Abstract 11619: Control of Cardiac Hypertrophy and Fibrosis by the Notch Pathway
The Notch pathway is a cellular communication system, which is mediated by transmembrane receptors and ligands expressed on adjacent cells. We demonstrated previously the importance of Notch1 (receptor) and Jagged1 (ligand) interaction in maintaining cardiac integrity in the adult heart. In the present study, we investigated the effects of a chronic activation of the Notch1 pathway on the adaptation of the heart to stress. We generated transgenic mice overexpressing Jagged1 in cardiomyocytes (TGJ1 mice). As a consequence, Notch1 was activated in both cardiac myocytes and non-myocyte cells. TGJ1 mice demonstrated a sustained proliferation of cardiomyocytes during the first weeks after birth, which lead to an increased myocyte content in the left and right ventricle walls. In the transaortic constriction (TAC) model, TGJ1 mice showed a markedly reduced cardiac hypertrophic response to pressure overload. Accordingly, the Akt-mTOR pathway was not activated in transgenic hearts under stress. Importantly, cardiac fibrosis was greatly diminished in TGJ1 mice. At the molecular levels, the expression of profibrotic factors such as TGF-beta2 and CTGF was also significantly downregulated. We next determined whether stress induced proliferation in the myocyte population in transgenic hearts using a BrdU incorporation assay.

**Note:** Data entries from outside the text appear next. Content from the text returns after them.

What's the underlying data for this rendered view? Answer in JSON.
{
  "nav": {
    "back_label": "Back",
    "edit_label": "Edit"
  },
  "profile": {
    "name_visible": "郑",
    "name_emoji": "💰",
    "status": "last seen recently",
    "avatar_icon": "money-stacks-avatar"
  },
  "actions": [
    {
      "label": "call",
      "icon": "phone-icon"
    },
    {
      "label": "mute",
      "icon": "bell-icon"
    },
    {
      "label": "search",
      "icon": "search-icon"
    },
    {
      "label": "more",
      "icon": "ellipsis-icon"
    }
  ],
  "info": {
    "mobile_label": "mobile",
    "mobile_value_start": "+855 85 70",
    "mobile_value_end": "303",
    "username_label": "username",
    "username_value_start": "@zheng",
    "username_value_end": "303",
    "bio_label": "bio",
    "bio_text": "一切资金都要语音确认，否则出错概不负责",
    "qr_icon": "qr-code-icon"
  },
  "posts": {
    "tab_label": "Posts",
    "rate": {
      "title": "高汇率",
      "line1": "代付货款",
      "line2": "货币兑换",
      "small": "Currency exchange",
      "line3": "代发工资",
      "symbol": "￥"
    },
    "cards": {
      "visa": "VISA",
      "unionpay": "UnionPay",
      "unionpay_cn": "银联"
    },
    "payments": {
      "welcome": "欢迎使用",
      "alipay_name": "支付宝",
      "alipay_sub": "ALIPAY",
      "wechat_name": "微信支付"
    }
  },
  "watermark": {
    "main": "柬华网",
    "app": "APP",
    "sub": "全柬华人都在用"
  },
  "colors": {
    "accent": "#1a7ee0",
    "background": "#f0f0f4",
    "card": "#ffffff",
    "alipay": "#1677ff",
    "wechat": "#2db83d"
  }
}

We detected higher numbers of proliferating Nkx2.5-positive cells in the heart of transgenics after TAC. On the contrary, the amounts of smooth-muscle actin-positive myofibroblasts were dramatically reduced. As a result, the numbers of cardiac myocyte and non-myocyte cells expressing Nkx2.5 were increased in the heart of TGJ1 mice. Taken together, these data demonstrate that activation of the Notch1 pathway in the stressed heart produces beneficial effects via its regulatory action on cardiac hypertrophy and fibrosis, possibly secondary to a stimulation of new myocyte generation.
- © 2011 by American Heart Association, Inc.